The rain water harvesting would take place naturally at several water ponds in the past, while now; they are reclaimed to build malls and skyscrapers.  Kanteerava stadium is being built by reclaiming Sampagi water pond.  J P Nagar, fourth layout has been developed on Sarakki Agraha water pond.  Banashankari second layout developed on Kadirenahalli water pond.  The mega Kempe Gowda bus terminus developed on Dharmabuddi water pond.  National Dairy Research Institute developed on Koramangala water pond.  H S R layout developed on Parangipalya water pond; similarly several water ponds are reclaimed to develop building complexes and skyscrapers.

In the past, water harvesting used to take place naturally in water ponds, but they are now polluted with drainage effluents.  It is posing health hazard.  The building works are under way across the metro to cater to the rising demands of floating population.  As per the census of 2001, the population has increased from 53 lac to 87 lac in 2011 and likely to cross 1 crore by 2016.  The scarcity of water will become acute by then, cautioned the report.

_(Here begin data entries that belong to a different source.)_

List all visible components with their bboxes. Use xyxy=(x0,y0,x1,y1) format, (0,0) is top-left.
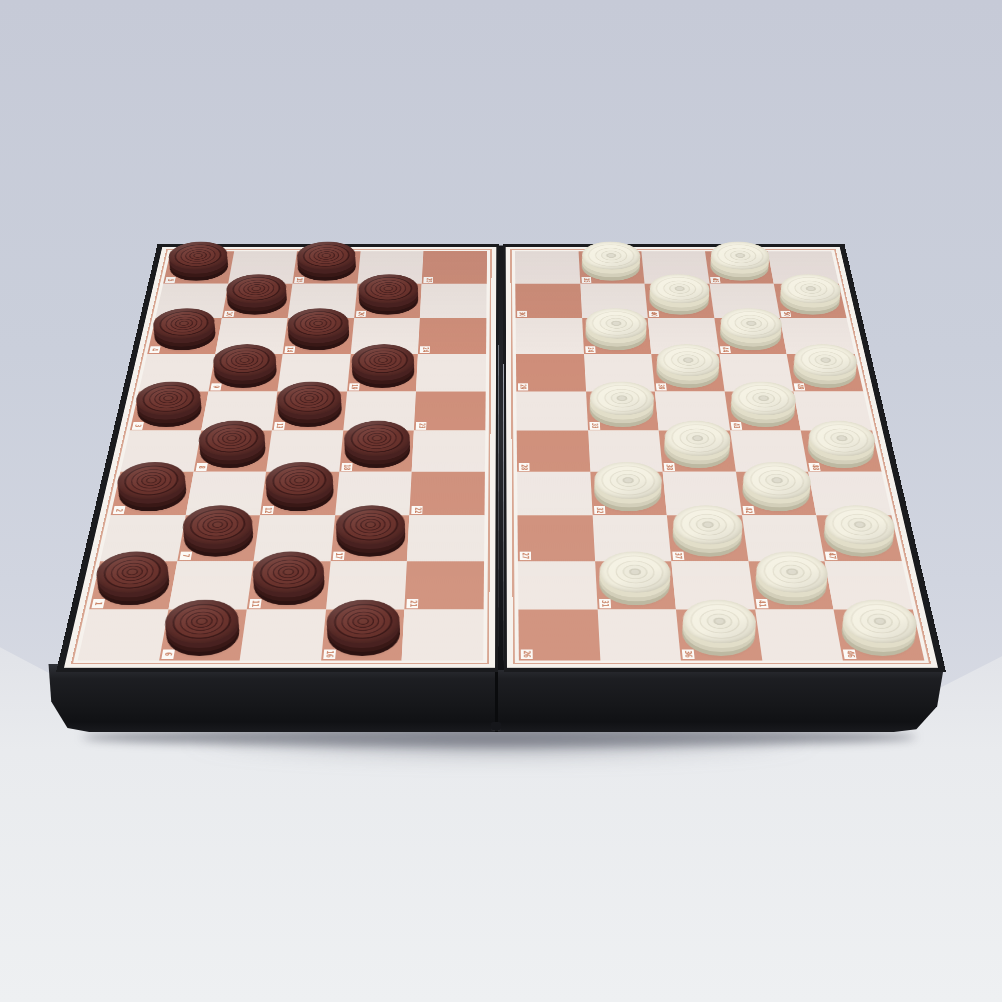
square-19[interactable]: 19 xyxy=(347,354,418,391)
square-22[interactable]: 22 xyxy=(410,472,485,515)
square-43[interactable]: 43 xyxy=(724,391,801,430)
dark-piece-square-15[interactable] xyxy=(296,254,357,282)
square-number-label: 26 xyxy=(521,649,533,659)
square-number-label: 24 xyxy=(420,346,430,353)
square-45[interactable]: 45 xyxy=(705,251,774,284)
square-number-label: 17 xyxy=(332,551,344,560)
square-number-label: 29 xyxy=(518,383,528,390)
square-number-label: 28 xyxy=(519,463,530,471)
square-number-label: 22 xyxy=(412,506,423,514)
dark-piece-square-11[interactable] xyxy=(251,564,326,605)
dark-piece-square-1[interactable] xyxy=(94,564,173,605)
square-number-label: 50 xyxy=(781,311,792,317)
square-29[interactable]: 29 xyxy=(516,354,586,391)
square-32[interactable]: 32 xyxy=(590,472,667,515)
square-number-label: 39 xyxy=(656,383,667,390)
square-50[interactable]: 50 xyxy=(774,284,846,318)
square-number-label: 18 xyxy=(341,463,352,471)
light-square xyxy=(412,431,485,472)
square-12[interactable]: 12 xyxy=(260,472,339,515)
light-square xyxy=(755,609,843,660)
square-number-label: 31 xyxy=(599,599,611,608)
square-15[interactable]: 15 xyxy=(293,251,361,284)
dark-piece-square-8[interactable] xyxy=(197,433,268,468)
square-number-label: 44 xyxy=(720,346,731,353)
checker-grid-right: 3545304050344429394933432838483242273747… xyxy=(515,251,924,660)
square-9[interactable]: 9 xyxy=(208,354,283,391)
square-number-label: 30 xyxy=(517,311,527,317)
square-40[interactable]: 40 xyxy=(645,284,715,318)
square-number-label: 47 xyxy=(825,551,838,560)
square-number-label: 15 xyxy=(294,277,304,283)
dark-piece-square-18[interactable] xyxy=(343,433,411,468)
square-number-label: 10 xyxy=(223,311,234,317)
square-42[interactable]: 42 xyxy=(736,472,817,515)
square-number-label: 36 xyxy=(682,649,695,659)
square-35[interactable]: 35 xyxy=(578,251,644,284)
square-number-label: 48 xyxy=(809,463,821,471)
piece-top-face xyxy=(582,242,642,270)
dark-piece-square-5[interactable] xyxy=(167,254,231,282)
square-6[interactable]: 6 xyxy=(159,609,247,660)
light-square xyxy=(518,561,597,609)
square-7[interactable]: 7 xyxy=(177,515,260,561)
square-number-label: 49 xyxy=(794,383,806,390)
square-13[interactable]: 13 xyxy=(272,391,347,430)
dark-piece-square-4[interactable] xyxy=(151,321,218,352)
square-number-label: 13 xyxy=(274,422,285,429)
light-square xyxy=(516,391,587,430)
square-number-label: 43 xyxy=(731,422,742,429)
square-number-label: 33 xyxy=(589,422,600,429)
square-number-label: 20 xyxy=(356,311,366,317)
square-36[interactable]: 36 xyxy=(676,609,762,660)
square-number-label: 37 xyxy=(672,551,684,560)
dark-piece-square-12[interactable] xyxy=(264,475,335,512)
case-front-side xyxy=(44,664,948,732)
draughts-board: 5152510204142491931323818212227171112161… xyxy=(56,244,946,672)
square-number-label: 27 xyxy=(520,551,531,560)
square-number-label: 1 xyxy=(91,599,105,608)
checker-grid-left: 5152510204142491931323818212227171112161… xyxy=(78,251,487,660)
square-47[interactable]: 47 xyxy=(817,515,902,561)
dark-piece-square-9[interactable] xyxy=(212,356,279,388)
board-plane: 5152510204142491931323818212227171112161… xyxy=(56,244,946,672)
square-number-label: 35 xyxy=(581,277,591,283)
light-square xyxy=(420,284,487,318)
square-33[interactable]: 33 xyxy=(586,391,659,430)
square-14[interactable]: 14 xyxy=(283,318,354,354)
square-8[interactable]: 8 xyxy=(193,431,272,472)
square-number-label: 38 xyxy=(664,463,675,471)
square-37[interactable]: 37 xyxy=(667,515,748,561)
square-38[interactable]: 38 xyxy=(659,431,736,472)
square-number-label: 34 xyxy=(585,346,595,353)
square-number-label: 32 xyxy=(594,506,605,514)
square-number-label: 42 xyxy=(742,506,754,514)
square-number-label: 40 xyxy=(649,311,659,317)
dark-piece-square-16[interactable] xyxy=(325,613,401,657)
square-26[interactable]: 26 xyxy=(518,609,600,660)
square-number-label: 21 xyxy=(407,599,419,608)
dark-piece-square-20[interactable] xyxy=(357,286,419,315)
square-46[interactable]: 46 xyxy=(834,609,924,660)
piece-top-face xyxy=(585,308,648,339)
dark-piece-square-2[interactable] xyxy=(115,475,190,512)
light-square xyxy=(407,515,484,561)
latch-notch xyxy=(491,722,501,730)
square-1[interactable]: 1 xyxy=(89,561,177,609)
square-3[interactable]: 3 xyxy=(130,391,208,430)
square-27[interactable]: 27 xyxy=(517,515,594,561)
square-number-label: 46 xyxy=(843,649,857,659)
square-25[interactable]: 25 xyxy=(422,251,487,284)
square-2[interactable]: 2 xyxy=(111,472,194,515)
light-square xyxy=(516,318,584,354)
square-34[interactable]: 34 xyxy=(582,318,652,354)
square-number-label: 45 xyxy=(710,277,720,283)
square-10[interactable]: 10 xyxy=(222,284,293,318)
dark-piece-square-19[interactable] xyxy=(350,356,415,388)
square-number-label: 6 xyxy=(161,649,175,659)
square-16[interactable]: 16 xyxy=(321,609,405,660)
dark-piece-square-14[interactable] xyxy=(286,321,350,352)
square-30[interactable]: 30 xyxy=(515,284,582,318)
square-21[interactable]: 21 xyxy=(405,561,484,609)
light-square xyxy=(515,251,580,284)
square-48[interactable]: 48 xyxy=(801,431,881,472)
square-number-label: 11 xyxy=(249,599,262,608)
square-23[interactable]: 23 xyxy=(414,391,485,430)
product-photo-scene: 5152510204142491931323818212227171112161… xyxy=(0,0,1002,1002)
light-square xyxy=(240,609,326,660)
light-square xyxy=(517,472,592,515)
square-number-label: 41 xyxy=(756,599,769,608)
dark-piece-square-17[interactable] xyxy=(334,519,406,558)
square-18[interactable]: 18 xyxy=(339,431,414,472)
square-44[interactable]: 44 xyxy=(714,318,787,354)
square-28[interactable]: 28 xyxy=(517,431,590,472)
piece-top-face xyxy=(589,382,655,416)
dark-piece-square-13[interactable] xyxy=(276,394,344,428)
square-31[interactable]: 31 xyxy=(595,561,676,609)
square-24[interactable]: 24 xyxy=(418,318,486,354)
square-20[interactable]: 20 xyxy=(354,284,422,318)
dark-piece-square-7[interactable] xyxy=(181,519,256,558)
board-right-half: 3545304050344429394933432838483242273747… xyxy=(503,244,946,672)
square-number-label: 16 xyxy=(323,649,336,659)
square-number-label: 23 xyxy=(416,422,427,429)
square-number-label: 12 xyxy=(262,506,274,514)
square-11[interactable]: 11 xyxy=(247,561,331,609)
square-49[interactable]: 49 xyxy=(787,354,863,391)
square-number-label: 19 xyxy=(349,383,360,390)
board-left-half: 5152510204142491931323818212227171112161… xyxy=(56,244,499,672)
square-17[interactable]: 17 xyxy=(331,515,410,561)
square-number-label: 14 xyxy=(285,346,296,353)
square-4[interactable]: 4 xyxy=(147,318,221,354)
square-number-label: 25 xyxy=(424,277,434,283)
square-39[interactable]: 39 xyxy=(651,354,724,391)
square-41[interactable]: 41 xyxy=(748,561,834,609)
square-5[interactable]: 5 xyxy=(163,251,234,284)
light-square xyxy=(416,354,486,391)
dark-piece-square-10[interactable] xyxy=(225,286,289,315)
light-square xyxy=(402,609,484,660)
light-square xyxy=(597,609,681,660)
light-square xyxy=(78,609,168,660)
dark-piece-square-3[interactable] xyxy=(134,394,205,428)
dark-piece-square-6[interactable] xyxy=(163,613,243,657)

Despite the population is increasing in metro, water levels of Cauvery River that is supplying water remained the same.  Nearly 35 percent of water being drained while supplying from Cauvery River to the metro.  There will be huge gap between demand and supply of water when compared to population in 2016.  Despite the metro gets rainfall of 900 millimeters, the water levels in 3 lac borewells are facing depleted sources, even borewells are dug up to nearly 1,000 feet, one would not get any water.  The borewells are likely to go dry by 2018, stated the report.    

The metro is lacking in rain water harvesting.  Only 44,000 homes in 18 lac buildings have rain water harvesting facilities.  The tankers are supplying water to different housing colonies across the metro.  Even the tanker water is also not fit for human consumption.  If the remedial measures are taken swiftly, the metro would likely to go barren in just 10 years.